Ewiges Wirtschaftswachstum möglich?

Hallo,

ich hatte letztens eine ziemlich interessante Diskussion bei der wir ehrlich gesagt zu keinem Ergebnis gekommen sind. Die Frage die im Raum stand war, ob die Wirtschaft ewig wachsen kann? Nehmen wir mal an wir haben technologisch das maximale erreicht. Sprich maximal leistungsfähige Computer, erneuerbare Energien zu 100% ausgelastet so dass auch kein weiterer Ausbau möglich ist und auch sonstige technologischen Optimierungen wie beispielsweise miniaturisierung usw. sind am maximal möglichen angelangt. Kann die Wirtschaft dann dennoch wachsen? Der Diskussionspartner meinte ja über „immaterielles Wachstum“, welches nicht an Ressourcen gekoppelt ist.
Daher jetzt mal meine Frage: Ist das möglich? Muss „Wirtschaftswachstum“ zwangsläufig bedeuten, dass die menge der produzierten Güter steigt oder funktioniert Wachstum auch anders?
Der Diskussionpartner meinte auch dass auch mit bereits ausgereifter „veralteter“ Technologie wieder Wachstum generieren kann und nannte den Vinyl Boom (also die Retro Schiene)… Oder aber gezieltes Steuern von Produktzyklen wie Autos bei denen man jedes Jahr andere Modelle veröffentlicht die dann nen tick mehr kosten (Man muss es marketingtechnisch nur gut verkaufen).
Daher mal meine Frage an die Experten hier. Setzt Physik Limits oder kann man das Limit umgehen?

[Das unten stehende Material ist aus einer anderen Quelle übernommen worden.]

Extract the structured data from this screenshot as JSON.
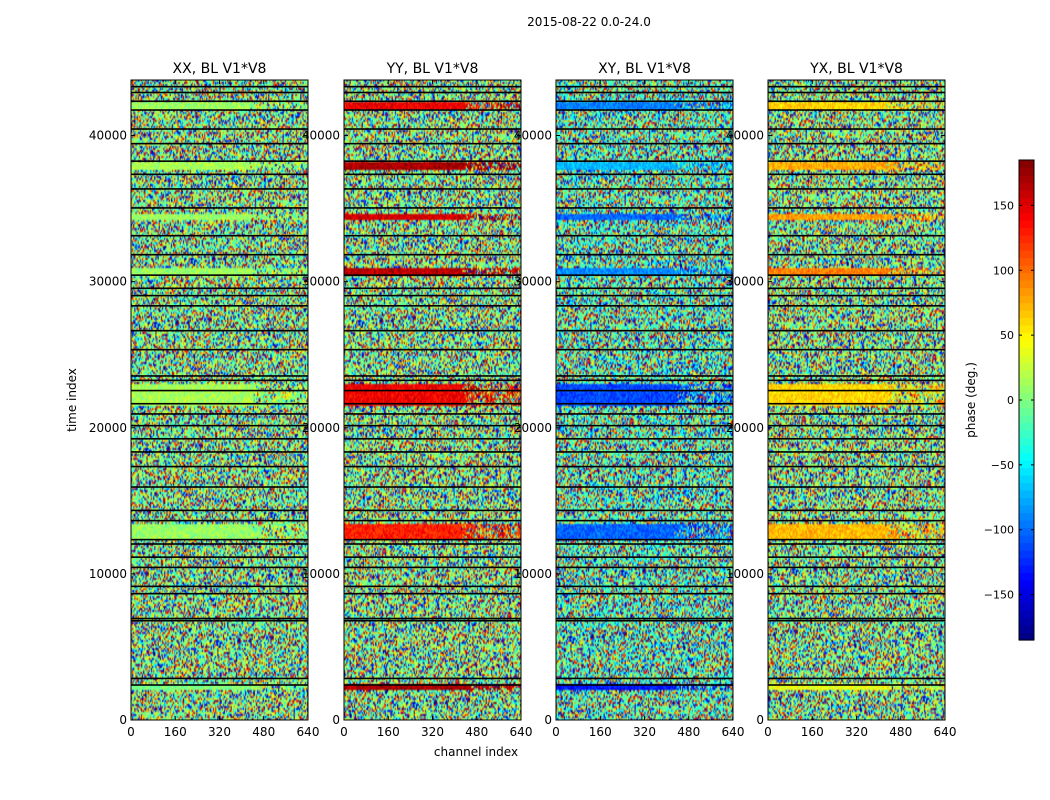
{
  "figure_title": "2015-08-22 0.0-24.0",
  "x_axis_label": "channel index",
  "y_axis_label": "time index",
  "colorbar_label": "phase (deg.)",
  "colormap": "jet",
  "chart_data": [
    {
      "type": "heatmap",
      "title": "XX, BL V1*V8",
      "xlim": [
        0,
        640
      ],
      "ylim": [
        0,
        43800
      ],
      "x_ticks": [
        0,
        160,
        320,
        480,
        640
      ],
      "y_ticks": [
        0,
        10000,
        20000,
        30000,
        40000
      ],
      "value_range": [
        -180,
        180
      ],
      "dominant_phase": 0,
      "coherent_bands": [
        {
          "y": [
            2100,
            2500
          ],
          "phase": 0
        },
        {
          "y": [
            12300,
            13400
          ],
          "phase": 10
        },
        {
          "y": [
            21500,
            23000
          ],
          "phase": 15
        },
        {
          "y": [
            30400,
            30900
          ],
          "phase": 10
        },
        {
          "y": [
            34200,
            34600
          ],
          "phase": 10
        },
        {
          "y": [
            37700,
            38200
          ],
          "phase": 15
        },
        {
          "y": [
            41800,
            42300
          ],
          "phase": 10
        }
      ]
    },
    {
      "type": "heatmap",
      "title": "YY, BL V1*V8",
      "xlim": [
        0,
        640
      ],
      "ylim": [
        0,
        43800
      ],
      "x_ticks": [
        0,
        160,
        320,
        480,
        640
      ],
      "y_ticks": [
        0,
        10000,
        20000,
        30000,
        40000
      ],
      "value_range": [
        -180,
        180
      ],
      "dominant_phase": 0,
      "coherent_bands": [
        {
          "y": [
            2100,
            2500
          ],
          "phase": 165
        },
        {
          "y": [
            12300,
            13400
          ],
          "phase": 125
        },
        {
          "y": [
            21500,
            23000
          ],
          "phase": 140
        },
        {
          "y": [
            30400,
            30900
          ],
          "phase": 160
        },
        {
          "y": [
            34200,
            34600
          ],
          "phase": 150
        },
        {
          "y": [
            37700,
            38200
          ],
          "phase": 165
        },
        {
          "y": [
            41800,
            42300
          ],
          "phase": 140
        }
      ]
    },
    {
      "type": "heatmap",
      "title": "XY, BL V1*V8",
      "xlim": [
        0,
        640
      ],
      "ylim": [
        0,
        43800
      ],
      "x_ticks": [
        0,
        160,
        320,
        480,
        640
      ],
      "y_ticks": [
        0,
        10000,
        20000,
        30000,
        40000
      ],
      "value_range": [
        -180,
        180
      ],
      "dominant_phase": -20,
      "coherent_bands": [
        {
          "y": [
            2100,
            2500
          ],
          "phase": -130
        },
        {
          "y": [
            12300,
            13400
          ],
          "phase": -100
        },
        {
          "y": [
            21500,
            23000
          ],
          "phase": -110
        },
        {
          "y": [
            30400,
            30900
          ],
          "phase": -85
        },
        {
          "y": [
            34200,
            34600
          ],
          "phase": -100
        },
        {
          "y": [
            37700,
            38200
          ],
          "phase": -70
        },
        {
          "y": [
            41800,
            42300
          ],
          "phase": -90
        }
      ]
    },
    {
      "type": "heatmap",
      "title": "YX, BL V1*V8",
      "xlim": [
        0,
        640
      ],
      "ylim": [
        0,
        43800
      ],
      "x_ticks": [
        0,
        160,
        320,
        480,
        640
      ],
      "y_ticks": [
        0,
        10000,
        20000,
        30000,
        40000
      ],
      "value_range": [
        -180,
        180
      ],
      "dominant_phase": 0,
      "coherent_bands": [
        {
          "y": [
            2100,
            2500
          ],
          "phase": 40
        },
        {
          "y": [
            12300,
            13400
          ],
          "phase": 70
        },
        {
          "y": [
            21500,
            23000
          ],
          "phase": 60
        },
        {
          "y": [
            30400,
            30900
          ],
          "phase": 90
        },
        {
          "y": [
            34200,
            34600
          ],
          "phase": 80
        },
        {
          "y": [
            37700,
            38200
          ],
          "phase": 75
        },
        {
          "y": [
            41800,
            42300
          ],
          "phase": 60
        }
      ]
    }
  ],
  "colorbar": {
    "range": [
      -185,
      185
    ],
    "ticks": [
      -150,
      -100,
      -50,
      0,
      50,
      100,
      150
    ],
    "tick_labels": [
      "−150",
      "−100",
      "−50",
      "0",
      "50",
      "100",
      "150"
    ]
  }
}
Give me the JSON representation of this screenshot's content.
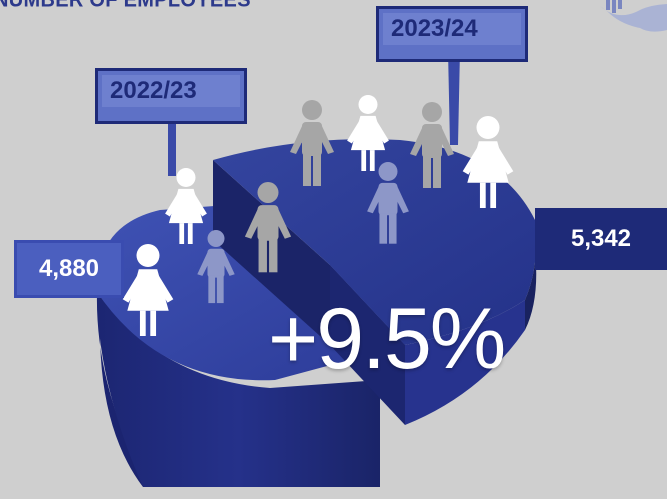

Bin schon auf Antworten gespannt :smile:
LG

Also das ist genau mein Punkt. Es gibt auf der ganzen Welt keinen einzigen Prozess, der unendlich wächst. Jedes System bewegt sich auf lange Sicht in Zyklen, jedes Wachstum wird von Einbrüchen unterbrochen.
Für mich ist das Gerede vom ewigen „Wirtschaftswachstum“ eine Mär - und alle glauben daran.
Wir sollten uns lieber auf einem mittleren Level einrichten und auch mal geplant Rückschritte in Kauf nehmen - das wäre für alle auf lange Sicht gesünder.
Unser derzeitiges Wachstum beruht auf Ausbeutung: von Ressourcen, von billigen Arbeitskräften u.a. und es hat unschöne Folgen: Klimawandel, Ressourcenende, Flüchtlingsströme.

Bufo

Achso. Auch immaterielle Werte müssen irgendwo erwirtschaftet und bezahlt werden. Die existieren ja nicht losgelöst.

Hallo,

natürlich kann es Wachstum durch immaterielle Güter geben. Videospiele oder Filme, die online verkauft (und gesehen) werden sind Beispiele.

Aber auch diese stoßen an eine Grenze: Die Kapazität der Konsumenten. Selbst wenn ich genügend Geld habe, ist mein Konsum durch die 24 Stunden des Tages begrenzt.

Gruß,
Steve

Hallo!

Mit Ausnahme weniger Bereiche dient Wirtschaft letztlich dem privaten Konsum, wenn auch über Umwege und nicht immer auf Anhieb erkennbar. Die Frage nach immerwährendem Wachstum lässt sich deshalb so formulieren, dass die Antwort für jedermann einsehbar wird: Kann jeder Einzelne unendlich viel konsumieren? Kann ein Mensch natürlich nicht. Er kann nicht beliebig viel essen und auch bei jedem anderen Bedarf stößt man schnell an Grenzen.

Ja. Wirtschaften geht mit Energiebedarf sowie Nutzung von Ressourcen einher. Weder Ressourcen noch Energie stehen unbegrenzt zur Verfügung.

Gruß
Wolfgang

Das Thema ist ein philosophisches, kein wirtschaftswissenschaftliches.

Physik hat Limits. Es sind die materiellen Grenzen, z.B. Ressourcen. Physikalisch betrachtet gibt es beispielsweise kein Perpetuum mobile.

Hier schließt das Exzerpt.